Window Shopping
She rolls her lips inward, wetting them. Slaying me where I stand. “When I was a kid, we’d make a popcorn garland and string it around the tree. My mother had all these old Victorian doll ornaments, heirlooms passed down through the generations. The popcorn garland was our one modern touch.” Her gaze drifts around the living room, the kitchen space just over my shoulder. “My old-fashioned boss definitely has popcorn and a sewing kit.”
Boss?
All right. Now she’s pushing it.
Or rather, pushing me away. Trying to establish a boundary.
And that’s fine. That’s her right. But we’re going to negotiate where it lies.
I close the distance between me and Stella, watching the color climb her neck and cheeks. When I slide my fingers up through the back of her hair and grip, her eyelids droop like twin weights and the pulse at the base of her neck starts to sprint. Magic. She has to feel that. “That’s boyfriend, Stella. Not boss.” I fuse our lips together and she stumbles into me, giving me full access to her mouth, even though she denies me the same with her thoughts and fears. I’ll get there. We’ll get there.
Her tongue flickers against mine, inviting me into her mouth and I take. Just like earlier in my office, I sense she needs to be…insulated. Surrounded. So I wrap both arms around her, crush her close and kiss her until she’s whimpering. Until her arms are wound up around my neck and she’s rubbing her tits side to side against my chest.
“Boyfriend,” I rasp, when we come up for air. “That work for you?”
“You’re still my boss,” she breathes.
Using my grip in her hair, I tilt her face up to mine, studying it closely. “On a scale from one to ten, how much does that bother you?”
Those cogs are turning. She’s thinking about it. Processing and re-processing. Good. The last thing I want to do is leave an issue undiscussed where it could pop up and bite us later. “It doesn’t bother me,” she whispers, as though she’s realizing it in real time and it’s surprising her. “It…just doesn’t. You’ve given me no choice but to have total faith in your actions and judgment.” She frowns at my chin. “Sneaky. How did you do that?”
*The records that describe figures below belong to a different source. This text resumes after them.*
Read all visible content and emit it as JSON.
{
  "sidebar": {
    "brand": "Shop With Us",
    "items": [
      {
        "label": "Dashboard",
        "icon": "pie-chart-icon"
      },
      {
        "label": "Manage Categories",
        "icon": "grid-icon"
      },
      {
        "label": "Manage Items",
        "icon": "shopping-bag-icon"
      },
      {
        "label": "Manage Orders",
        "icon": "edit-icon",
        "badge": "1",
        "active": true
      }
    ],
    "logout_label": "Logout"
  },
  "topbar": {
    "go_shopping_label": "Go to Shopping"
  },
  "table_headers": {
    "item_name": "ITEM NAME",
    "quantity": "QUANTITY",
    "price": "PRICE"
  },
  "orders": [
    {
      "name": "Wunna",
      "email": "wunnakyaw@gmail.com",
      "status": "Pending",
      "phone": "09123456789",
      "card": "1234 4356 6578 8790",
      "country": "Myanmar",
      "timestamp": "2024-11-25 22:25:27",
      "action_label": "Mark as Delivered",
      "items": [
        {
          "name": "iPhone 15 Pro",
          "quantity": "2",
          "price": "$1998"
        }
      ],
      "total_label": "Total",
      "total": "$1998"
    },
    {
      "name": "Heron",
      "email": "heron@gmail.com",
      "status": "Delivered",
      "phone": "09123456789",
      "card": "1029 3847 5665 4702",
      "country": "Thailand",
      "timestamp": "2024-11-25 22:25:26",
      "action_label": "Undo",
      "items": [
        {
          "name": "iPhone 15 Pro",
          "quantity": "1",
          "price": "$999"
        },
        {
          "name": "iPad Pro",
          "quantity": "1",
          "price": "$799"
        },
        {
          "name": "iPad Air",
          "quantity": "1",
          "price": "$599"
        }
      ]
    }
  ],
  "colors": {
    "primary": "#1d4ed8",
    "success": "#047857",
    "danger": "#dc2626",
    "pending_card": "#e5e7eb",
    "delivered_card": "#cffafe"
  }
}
“Pure willpower. And the worst blue balls known to mankind.” I’m trying not to project everything inside of me onto my face, but I’m pretty sure I’m losing the battle. “The pain of walking out of your apartment was worth it, Stella. You just said you have faith in me.”
She hums. Keeps on frowning. “Apparently you have it in me, too.” After a moment of lip chewing, she lifts curious eyes to mine. “How did you know I didn’t take the earrings? Did you Google me? You did, didn’t you?”
Her question throws me for a loop. It’s not that I haven’t considered Googling her to find out more about the night of the robbery that sent her to prison. I have thought about doing it. A lot. I suspect the finer details of what happened matter quite a bit. “No. I didn’t. You’re going to tell me what happened when you’re ready.”
“I told you what happened.”
“Not all of it.”
Lord, her heart is jackhammering against my chest. I want to lay her down and press my full weight down on top of her, just to make her feel grounded. But I appease myself by walking her backward to the couch, turning and sitting down, pulling her sideways into my lap.
When she tucks her head under my chin, I swear I’ve died and gone to heaven.
“You were right. I’ve got popcorn and a sewing kit. We’re going to make a garland worthy of the Rockefeller Center tree just as soon as you get this off your chest.”
“There’s nothing on my chest,” she grumbles, sniffing my bow tie. Snuggling in.
“Nothing but a forty-pound boulder,” I manage through my tightening throat.
“Wow. Who’s calling out who now?” Stella sighs and I wait, trying not to be obvious that I’m holding my breath. “I thought maybe you Googled me and found out, you know…that I didn’t leave the night of the robbery. When the restaurant owner was shot, I called 911 and waited with him, holding my sweatshirt over his wound. I didn’t leave with Nicole. I couldn’t.” Her voice grows a little shaky but she clears it. “And I thought maybe you read about that on the internet and assumed I could never steal earrings. Or hold up a restaurant with a real gun, having no idea it wasn’t fake. Because you’re a man who wants to believe everyone is redeemable and good deep down.”
It takes me a minute to speak. I’m not even sure what’s happening inside of me, I just know I want to go back in time and be in her corner that night. “I won’t deny that. I do think everyone has some good inside them deep down, even my grandmother and father, but I’m also logical. I’m realistic enough to know some people might never locate that good or do anything with it. You’re not one of them. I don’t need a search engine to tell me that.”